Hillary Clinton's communication's director, Jennifer Palmieri, said in a statement the latest run of allegations "sadly fits everything we know about the way Donald Trump has treated women."

The interviews come just days after the publication of a recording from 2005, on which Trump made a series of vulgar and sexually predatory comments about women. While waiting to make a cameo appearance on a soap opera, he bragged to then-"Access Hollywood" host Billy Bush that his fame allowed him to force himself on women.

"And when you're a star, they let you do it," Trump said, adding later: "Grab them by the p----. You can do anything."

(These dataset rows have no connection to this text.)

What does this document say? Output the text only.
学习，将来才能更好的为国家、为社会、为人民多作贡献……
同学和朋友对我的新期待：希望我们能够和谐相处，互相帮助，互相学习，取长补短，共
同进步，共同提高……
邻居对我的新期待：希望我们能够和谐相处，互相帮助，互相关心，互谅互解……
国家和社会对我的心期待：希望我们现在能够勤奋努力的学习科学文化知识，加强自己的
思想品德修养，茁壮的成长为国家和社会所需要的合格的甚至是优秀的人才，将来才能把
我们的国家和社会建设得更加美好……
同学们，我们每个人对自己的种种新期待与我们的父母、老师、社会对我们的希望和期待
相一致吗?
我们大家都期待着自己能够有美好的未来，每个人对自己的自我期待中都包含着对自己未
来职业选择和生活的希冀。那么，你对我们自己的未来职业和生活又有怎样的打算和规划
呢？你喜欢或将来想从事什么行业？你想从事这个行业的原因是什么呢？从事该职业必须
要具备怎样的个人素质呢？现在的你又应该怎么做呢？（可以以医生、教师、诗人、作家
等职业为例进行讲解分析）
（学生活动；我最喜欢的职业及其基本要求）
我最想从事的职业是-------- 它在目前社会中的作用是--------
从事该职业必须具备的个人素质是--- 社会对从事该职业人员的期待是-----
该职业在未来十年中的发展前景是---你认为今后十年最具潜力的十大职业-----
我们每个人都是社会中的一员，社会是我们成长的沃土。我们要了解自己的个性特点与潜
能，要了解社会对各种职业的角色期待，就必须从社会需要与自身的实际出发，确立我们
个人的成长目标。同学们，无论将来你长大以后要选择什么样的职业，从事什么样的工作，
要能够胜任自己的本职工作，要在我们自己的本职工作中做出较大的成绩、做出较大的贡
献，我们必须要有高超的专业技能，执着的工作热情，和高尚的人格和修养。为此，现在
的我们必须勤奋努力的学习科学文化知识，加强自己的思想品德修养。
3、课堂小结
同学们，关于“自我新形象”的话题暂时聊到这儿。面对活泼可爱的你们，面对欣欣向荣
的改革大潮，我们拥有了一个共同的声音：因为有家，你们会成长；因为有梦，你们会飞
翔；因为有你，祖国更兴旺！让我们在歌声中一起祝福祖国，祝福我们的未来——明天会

Trump has apologized for the comments on the recording, but also dismissed them as "locker room talk" and a distraction from the campaign. Asked during Sunday's presidential debate whether he ever engaged in the sort of conduct he described in 2005, he said: "No. I do not."

Trump's campaign signaled on Thursday it would spend the election's final month relitigating Bill Clinton's marital affairs and unproven charges of sexual assault, as well as what Trump says is Democratic nominee Hillary Clinton's role in intimidating the women who were involved.

Taken together, the stories about Trump and his retorts about Bill Clinton have plunged an already rancorous campaign to new lows. The real estate mogul has also aggressively charged that Hillary Clinton not only needs to be defeated in November but also imprisoned: "Honestly, she should be locked up," he said Thursday.

Hillary Clinton, who is on pace to become America's first female president if her lead in the polls holds, has tried to stay above the fray. She has yet to respond directly to Trump's decision to resurrect accusations about her husband.